Architecture — Layers & Seams

GrogVM is a from-scratch TypeScript reimplementation of SCUMM v5 that runs natively in the browser, built to learn the engine by rebuilding it. It currently targets The Secret of Monkey Island (CD, VGA, 256-color). Monkey Island 2: LeChuck's Revenge (DOS) is the next planned target: it shares the same engine version, container layout, and graphics pipeline, but it is not currently supported.

This page is the map: the layers, what each one owns, and the seams between them. Subsystem behavior lives in the sibling docs, linked throughout.

At a glance

        ┌────────────┬───────────────────────────────────────────┐
        │  pages     │  every page is markdown; path = route     │
        ├────────────┼───────────────────────────────────────────┤
        │  site      │  static page shell — nav, theme           │
        ├────────────┼───────────────────────────────────────────┤
        │  app       │  islands: Library · Explorer · Player     │
        ├────────────┼───────────────────────────────────────────┤
        │  platform  │  browser adapters — files, IndexedDB,     │
        │            │  routing                                  │
        ├────────────┼───────────────────────────────────────────┤
        │  engine    │  headless core — no DOM, no browser       │
        │            │  globals; same code runs in Node          │
        │            │  seams: renderer · clock · audio backend  │
        └────────────┴───────────────────────────────────────────┘
          imports point only downward

          beside the stack: build — the owned markdown→HTML
          generator; offline tooling, nothing imports it

The app ships as static files with no application backend. The engine at the bottom is fully headless: everything it needs from the outside world (a renderer, a clock, an audio backend) is injected, which is what lets the same code run a real game in the browser and a scripted playthrough in Node.

1. Scope & non-goals

The non-goals shape the code as much as the goals do:

2. Principles

  1. Learning first. Code clarity beats performance; a 50-line decoder that reads clearly beats a 10-line one full of bit tricks. The engine doubles as an inspection tool, so debug and inspection surfaces are permanent features, not scaffolding.
  2. Verify behavior, not bookkeeping. A claim about the engine is trusted once the real game has been driven to the point that exercises it — render the pixels, reproduce the flow (see the test harness).
  3. Fail loud.
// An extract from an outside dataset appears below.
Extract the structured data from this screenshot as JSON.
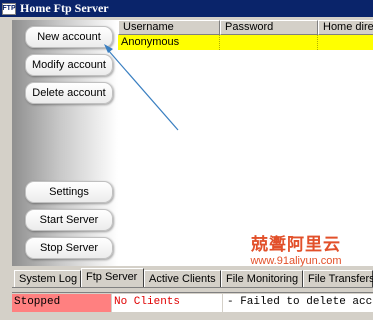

An unimplemented opcode or a VM-level error does not get a silent stub: the VM halts into a first-class, inspectable halt state that carries the trace that led to it.
  4. Determinism by injection. Nothing inside the engine reads wall-clock time or global entropy: the clock and the random source are injected, so the same inputs replay the same game headlessly.
  5. No premature abstraction. Interfaces exist only where a second implementation is real. The handful that do exist — the renderer, the audio backend, the clock — are exactly what lets the engine run without a DOM.

3. The layer map

What each layer in the stack owns:

Fine print — the static build. The site is a multi-page static build: each page is a real HTML file, so refresh and deep links work and the content pages are crawler-indexable without a custom server or SPA fallback. Each page also publishes its markdown beside the HTML at <page url>.md (append .md to the path), with relative .md links rewritten to absolute so the markdown stands on its own. Per-page bundles mean the engine chunk loads only on the screens that run it. Client-only parameters — which installed game to open — ride the query string, since they are IndexedDB keys local to one browser profile and not meaningful to share.

4. The engine core

One picture before the parts — how a tick becomes pixels:

   game files (in memory, decrypted up front, block tree parsed once)
                        │
                        │  injected resolvers — the VM asks for
                        │  "costume 12", never sees bytes or offsets
                        ▼
  clock ──jiffy──▶ ┌───────────────────────────────────────────┐
  (injected)       │  VM — the mainline                        │
                   │  scripts · sentences · actor walking ·    │
                   │  costume animation · camera · audio clock │
                   └────────────────────┬──────────────────────┘
                                        │  compose (indexed pixels)
                                        ▼
                   ┌───────────────────────────────────────────┐
                   │  frame compositor → screen composer       │
                   │  room scene → camera slice → verb band +  │
                   │  dialog text → one 320×200 framebuffer    │
                   └────────────────────┬──────────────────────┘
                                        │  present (palette + indices)
                                        ▼
                            renderer seam (injected)
                     Canvas2D in the browser · an in-memory
                     recorder under the test harness

Resources — everything in memory

A game is two files: an index (directories of every resource) and a resource container, both XOR-encrypted byte-wise with 0x69 (see the index file). On open, both are read fully into memory and decrypted up front, and the container's block tree is parsed once — a few megabytes per game, which buys a simple synchronous engine with no streaming, no read-ahead, and no I/O during play.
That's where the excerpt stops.